Welcoming the new year with Bruckner
Monday, January 8, 2024
Introducing the January 2024 issue of Gramophone, our Bruckner 200th anniversary special
A new year, a new set of composer anniversaries to encourage us to explore music either well-known or unfamiliar, and to think about it afresh. There’s an intriguing variety to explore – Giacomo Puccini and Gabriel Fauré died a century ago in 1924, the year that Luigi Nono was born; Gustav Holst was born 150 years ago, while 200 years ago saw the birth of Bedřich Smetana and Anton Bruckner. We’ll celebrate Smetana in a later issue, but it’s to Bruckner that we turn first, and indeed we’ve dedicated much of this issue to a special focus on his symphonies. For many listeners, and certainly for many conductors, this extraordinary series of orchestral works – both hugely ambitious and deeply spiritual – have become the subject of intensive study and reflection, works that fit that rare accolade of being career-defining, even life-changing. And yet, certainly in the UK, Bruckner’s symphonies don’t perhaps have the resonance or recognition of, say, those of Mahler. Reasons may be many: Mahler’s music found extraordinarily high-profile champions such as Leonard Bernstein – but then Bruckner’s music hasn’t wanted for advocates of its own. In a fascinating essay that opens our coverage, Richard Osborne traces the history of Bruckner’s music on record, as conducted by the likes of Eugene Ormandy, Karl Böhm, Herbert von Karajan, Eugen Jochum, Carlo Maria Giulini and Claudio Abbado – an impressive line-up of the last century’s leading maestros.
But what of this century? Well, we’ve assembled ten of today’s leading Bruckner interpreters to talk us through the symphonies, one conductor per work (with the exception of Nos 0 and 00 which are addressed together). The starting point was that the conductor had to have made a recording of the relevant work, and from that list we then sought to represent a true variety of style and approach. We hope it proves a powerful contribution to your understanding of Bruckner’s music, and a valuable reference for Bruckner performances throughout the year ahead, as orchestras worldwide seek to bring audiences closer to his music. To have conductors as different as Simone Young and Riccardo Muti, Herbert Blomstedt and Lahav Shani sharing their insights with us is a real privilege, and I’m hugely grateful to the trio of interviewers – Christian Hoskins, Henry Kennedy and Michael McManus – who not only managed to pin down the world’s busiest conductors for often long and in-depth conversations, but also brought so much of their own passion for Bruckner’s music to this special project.

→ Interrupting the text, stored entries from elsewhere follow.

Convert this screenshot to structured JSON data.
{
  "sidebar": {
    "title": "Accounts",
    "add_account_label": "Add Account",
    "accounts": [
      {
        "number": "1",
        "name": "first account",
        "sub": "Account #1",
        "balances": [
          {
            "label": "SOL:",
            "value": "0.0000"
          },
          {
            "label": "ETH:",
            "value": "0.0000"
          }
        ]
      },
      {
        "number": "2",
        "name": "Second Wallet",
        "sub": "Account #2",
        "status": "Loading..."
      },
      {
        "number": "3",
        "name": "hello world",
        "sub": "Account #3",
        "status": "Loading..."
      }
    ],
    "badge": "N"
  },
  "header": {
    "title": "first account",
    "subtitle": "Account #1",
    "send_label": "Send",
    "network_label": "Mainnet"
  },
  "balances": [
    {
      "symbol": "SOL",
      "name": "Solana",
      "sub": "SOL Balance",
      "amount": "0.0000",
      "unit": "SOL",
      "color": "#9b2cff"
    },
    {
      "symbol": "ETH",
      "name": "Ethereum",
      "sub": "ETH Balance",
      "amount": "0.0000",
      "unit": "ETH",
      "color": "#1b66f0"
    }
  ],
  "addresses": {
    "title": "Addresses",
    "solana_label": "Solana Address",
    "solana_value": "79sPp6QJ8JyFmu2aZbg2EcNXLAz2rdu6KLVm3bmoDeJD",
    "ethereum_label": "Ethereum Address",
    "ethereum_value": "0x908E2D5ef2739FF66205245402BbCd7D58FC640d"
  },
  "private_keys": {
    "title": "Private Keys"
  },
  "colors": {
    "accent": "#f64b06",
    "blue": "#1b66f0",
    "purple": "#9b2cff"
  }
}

I hope many of you may set aside time – and few composers reward you more powerfully for setting aside that most valuable commodity in our fast-moving world – to explore Bruckner’s music anew. And to explore so much more besides. Talking to labels about their plans, it promises to be a year every bit as inspiring as the last, with artists offering personal projects, orchestras preserving their current partnerships for posterity, and composers enriching the repertoire with new works. And as Gramophone steps into its second century, we’ll continue to be your guide to it all – whether here in the magazine, on our website, or on the Gramophone Podcast.